Michelle, however, seems to have a surprising influence on all the Weaver men. She’s a well-known acquaintance of Josh’s who has changed a great deal --- in all the best ways --- since high school. She’s also generous, mature, and kind enough to keep a daily eye out for Richard, out of the simple goodness of her heart. Michelle seems to be the closest thing Richard has had to a friend since the deaths of his wife and son. Seeing her now after many years, Josh is surprised by the distinct, overpowering attraction he feels, but wonders if he’ll ever have room in his heart for love; his past makes this doubtful.
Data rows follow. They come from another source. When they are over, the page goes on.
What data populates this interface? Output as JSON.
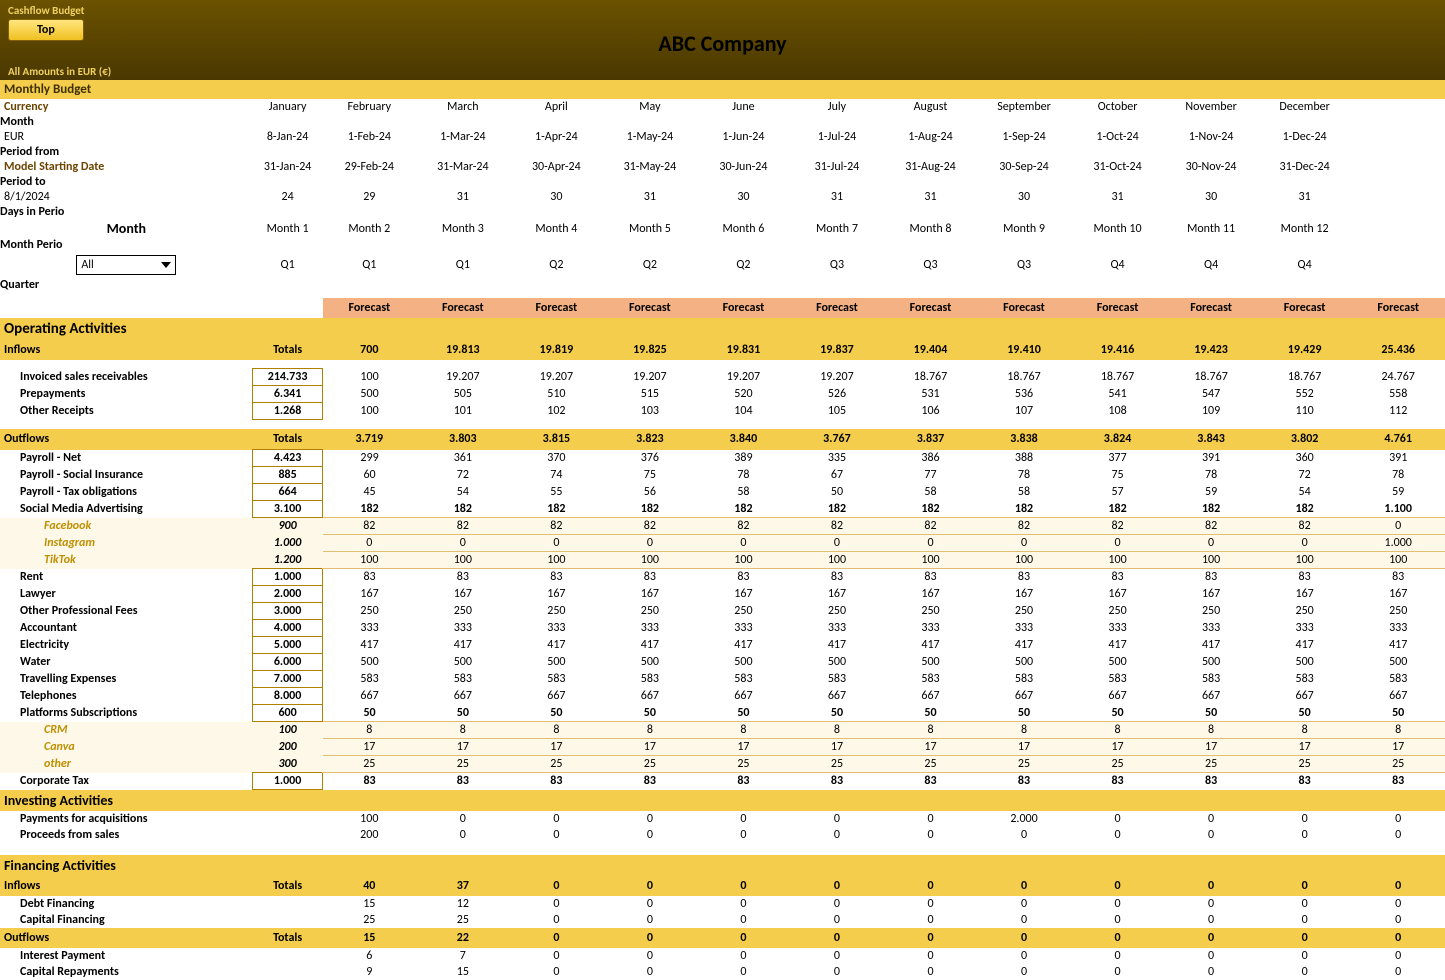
{
  "header": {
    "cashflow_label": "Cashflow Budget",
    "top_button": "Top",
    "company": "ABC Company",
    "amounts_label": "All Amounts in  EUR (€)"
  },
  "meta": {
    "monthly_budget_label": "Monthly Budget",
    "currency_label": "Currency",
    "currency_value": "EUR",
    "model_starting_label": "Model Starting Date",
    "model_starting_value": "8/1/2024",
    "month_filter_label": "Month",
    "month_filter_value": "All",
    "row_labels": [
      "Month",
      "Period from",
      "Period to",
      "Days in Perio",
      "Month Perio",
      "Quarter"
    ],
    "months": [
      "January",
      "February",
      "March",
      "April",
      "May",
      "June",
      "July",
      "August",
      "September",
      "October",
      "November",
      "December"
    ],
    "period_from": [
      "8-Jan-24",
      "1-Feb-24",
      "1-Mar-24",
      "1-Apr-24",
      "1-May-24",
      "1-Jun-24",
      "1-Jul-24",
      "1-Aug-24",
      "1-Sep-24",
      "1-Oct-24",
      "1-Nov-24",
      "1-Dec-24"
    ],
    "period_to": [
      "31-Jan-24",
      "29-Feb-24",
      "31-Mar-24",
      "30-Apr-24",
      "31-May-24",
      "30-Jun-24",
      "31-Jul-24",
      "31-Aug-24",
      "30-Sep-24",
      "31-Oct-24",
      "30-Nov-24",
      "31-Dec-24"
    ],
    "days": [
      "24",
      "29",
      "31",
      "30",
      "31",
      "30",
      "31",
      "31",
      "30",
      "31",
      "30",
      "31"
    ],
    "month_period": [
      "Month 1",
      "Month 2",
      "Month 3",
      "Month 4",
      "Month 5",
      "Month 6",
      "Month 7",
      "Month 8",
      "Month 9",
      "Month 10",
      "Month 11",
      "Month 12"
    ],
    "quarter": [
      "Q1",
      "Q1",
      "Q1",
      "Q2",
      "Q2",
      "Q2",
      "Q3",
      "Q3",
      "Q3",
      "Q4",
      "Q4",
      "Q4"
    ],
    "forecast_label": "Forecast"
  },
  "operating": {
    "title": "Operating  Activities",
    "inflows_label": "Inflows",
    "totals_label": "Totals",
    "inflows_totals": [
      "700",
      "19.813",
      "19.819",
      "19.825",
      "19.831",
      "19.837",
      "19.404",
      "19.410",
      "19.416",
      "19.423",
      "19.429",
      "25.436"
    ],
    "inflow_rows": [
      {
        "label": "Invoiced sales receivables",
        "total": "214.733",
        "v": [
          "100",
          "19.207",
          "19.207",
          "19.207",
          "19.207",
          "19.207",
          "18.767",
          "18.767",
          "18.767",
          "18.767",
          "18.767",
          "24.767"
        ]
      },
      {
        "label": "Prepayments",
        "total": "6.341",
        "v": [
          "500",
          "505",
          "510",
          "515",
          "520",
          "526",
          "531",
          "536",
          "541",
          "547",
          "552",
          "558"
        ]
      },
      {
        "label": "Other Receipts",
        "total": "1.268",
        "v": [
          "100",
          "101",
          "102",
          "103",
          "104",
          "105",
          "106",
          "107",
          "108",
          "109",
          "110",
          "112"
        ]
      }
    ],
    "outflows_label": "Outflows",
    "outflows_totals": [
      "3.719",
      "3.803",
      "3.815",
      "3.823",
      "3.840",
      "3.767",
      "3.837",
      "3.838",
      "3.824",
      "3.843",
      "3.802",
      "4.761"
    ],
    "outflow_rows": [
      {
        "label": "Payroll - Net",
        "total": "4.423",
        "v": [
          "299",
          "361",
          "370",
          "376",
          "389",
          "335",
          "386",
          "388",
          "377",
          "391",
          "360",
          "391"
        ]
      },
      {
        "label": "Payroll - Social Insurance",
        "total": "885",
        "v": [
          "60",
          "72",
          "74",
          "75",
          "78",
          "67",
          "77",
          "78",
          "75",
          "78",
          "72",
          "78"
        ]
      },
      {
        "label": "Payroll - Tax obligations",
        "total": "664",
        "v": [
          "45",
          "54",
          "55",
          "56",
          "58",
          "50",
          "58",
          "58",
          "57",
          "59",
          "54",
          "59"
        ]
      },
      {
        "label": "Social Media Advertising",
        "total": "3.100",
        "bold": true,
        "v": [
          "182",
          "182",
          "182",
          "182",
          "182",
          "182",
          "182",
          "182",
          "182",
          "182",
          "182",
          "1.100"
        ]
      },
      {
        "label": "Facebook",
        "total": "900",
        "sub": true,
        "v": [
          "82",
          "82",
          "82",
          "82",
          "82",
          "82",
          "82",
          "82",
          "82",
          "82",
          "82",
          "0"
        ]
      },
      {
        "label": "Instagram",
        "total": "1.000",
        "sub": true,
        "v": [
          "0",
          "0",
          "0",
          "0",
          "0",
          "0",
          "0",
          "0",
          "0",
          "0",
          "0",
          "1.000"
        ]
      },
      {
        "label": "TikTok",
        "total": "1.200",
        "sub": true,
        "v": [
          "100",
          "100",
          "100",
          "100",
          "100",
          "100",
          "100",
          "100",
          "100",
          "100",
          "100",
          "100"
        ]
      },
      {
        "label": "Rent",
        "total": "1.000",
        "v": [
          "83",
          "83",
          "83",
          "83",
          "83",
          "83",
          "83",
          "83",
          "83",
          "83",
          "83",
          "83"
        ]
      },
      {
        "label": "Lawyer",
        "total": "2.000",
        "v": [
          "167",
          "167",
          "167",
          "167",
          "167",
          "167",
          "167",
          "167",
          "167",
          "167",
          "167",
          "167"
        ]
      },
      {
        "label": "Other Professional Fees",
        "total": "3.000",
        "v": [
          "250",
          "250",
          "250",
          "250",
          "250",
          "250",
          "250",
          "250",
          "250",
          "250",
          "250",
          "250"
        ]
      },
      {
        "label": "Accountant",
        "total": "4.000",
        "v": [
          "333",
          "333",
          "333",
          "333",
          "333",
          "333",
          "333",
          "333",
          "333",
          "333",
          "333",
          "333"
        ]
      },
      {
        "label": "Electricity",
        "total": "5.000",
        "v": [
          "417",
          "417",
          "417",
          "417",
          "417",
          "417",
          "417",
          "417",
          "417",
          "417",
          "417",
          "417"
        ]
      },
      {
        "label": "Water",
        "total": "6.000",
        "v": [
          "500",
          "500",
          "500",
          "500",
          "500",
          "500",
          "500",
          "500",
          "500",
          "500",
          "500",
          "500"
        ]
      },
      {
        "label": "Travelling Expenses",
        "total": "7.000",
        "v": [
          "583",
          "583",
          "583",
          "583",
          "583",
          "583",
          "583",
          "583",
          "583",
          "583",
          "583",
          "583"
        ]
      },
      {
        "label": "Telephones",
        "total": "8.000",
        "v": [
          "667",
          "667",
          "667",
          "667",
          "667",
          "667",
          "667",
          "667",
          "667",
          "667",
          "667",
          "667"
        ]
      },
      {
        "label": "Platforms Subscriptions",
        "total": "600",
        "bold": true,
        "v": [
          "50",
          "50",
          "50",
          "50",
          "50",
          "50",
          "50",
          "50",
          "50",
          "50",
          "50",
          "50"
        ]
      },
      {
        "label": "CRM",
        "total": "100",
        "sub": true,
        "v": [
          "8",
          "8",
          "8",
          "8",
          "8",
          "8",
          "8",
          "8",
          "8",
          "8",
          "8",
          "8"
        ]
      },
      {
        "label": "Canva",
        "total": "200",
        "sub": true,
        "v": [
          "17",
          "17",
          "17",
          "17",
          "17",
          "17",
          "17",
          "17",
          "17",
          "17",
          "17",
          "17"
        ]
      },
      {
        "label": "other",
        "total": "300",
        "sub": true,
        "v": [
          "25",
          "25",
          "25",
          "25",
          "25",
          "25",
          "25",
          "25",
          "25",
          "25",
          "25",
          "25"
        ]
      },
      {
        "label": "Corporate Tax",
        "total": "1.000",
        "bold": true,
        "v": [
          "83",
          "83",
          "83",
          "83",
          "83",
          "83",
          "83",
          "83",
          "83",
          "83",
          "83",
          "83"
        ]
      }
    ]
  },
  "investing": {
    "title": "Investing Activities",
    "rows": [
      {
        "label": "Payments for acquisitions",
        "v": [
          "100",
          "0",
          "0",
          "0",
          "0",
          "0",
          "0",
          "2.000",
          "0",
          "0",
          "0",
          "0"
        ]
      },
      {
        "label": "Proceeds from sales",
        "v": [
          "200",
          "0",
          "0",
          "0",
          "0",
          "0",
          "0",
          "0",
          "0",
          "0",
          "0",
          "0"
        ]
      }
    ]
  },
  "financing": {
    "title": "Financing Activities",
    "inflows_label": "Inflows",
    "inflows_totals": [
      "40",
      "37",
      "0",
      "0",
      "0",
      "0",
      "0",
      "0",
      "0",
      "0",
      "0",
      "0"
    ],
    "inflow_rows": [
      {
        "label": "Debt Financing",
        "v": [
          "15",
          "12",
          "0",
          "0",
          "0",
          "0",
          "0",
          "0",
          "0",
          "0",
          "0",
          "0"
        ]
      },
      {
        "label": "Capital Financing",
        "v": [
          "25",
          "25",
          "0",
          "0",
          "0",
          "0",
          "0",
          "0",
          "0",
          "0",
          "0",
          "0"
        ]
      }
    ],
    "outflows_label": "Outflows",
    "outflows_totals": [
      "15",
      "22",
      "0",
      "0",
      "0",
      "0",
      "0",
      "0",
      "0",
      "0",
      "0",
      "0"
    ],
    "outflow_rows": [
      {
        "label": "Interest Payment",
        "v": [
          "6",
          "7",
          "0",
          "0",
          "0",
          "0",
          "0",
          "0",
          "0",
          "0",
          "0",
          "0"
        ]
      },
      {
        "label": "Capital Repayments",
        "v": [
          "9",
          "15",
          "0",
          "0",
          "0",
          "0",
          "0",
          "0",
          "0",
          "0",
          "0",
          "0"
        ]
      }
    ]
  },
  "colors": {
    "yellow": "#f5cd4c",
    "peach": "#f4b183",
    "brown_text": "#6b4500"
  }
}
The truth is, despite Michelle’s obvious beauty and charms, Josh is terrible at relationships, so much so that he has a hard time fathoming what it would mean to be able to rely on someone. It seems Richard has done his work well. But while Josh hasn’t yet realized what he needs, Michelle won’t let him go. She works quietly and patiently, urging him toward a final, merciful resolution with Richard, which is the only way he can let go of his guilt and anger, and take a good look at himself so he can finally choose forgiveness and end his lonely life.
Debbie Macomber has written a charming, cathartic romance full of tasteful passion and good sense. Reading it is a lot like enjoying comfort food, as you know the book will end well and leave you feeling pleasant and content. The tone is warm and serene, and the characters are likable yet realistic. A quick, light read, THE INN AT ROSE HARBOR is a wonderful novel that will keep the reader’s undivided attention.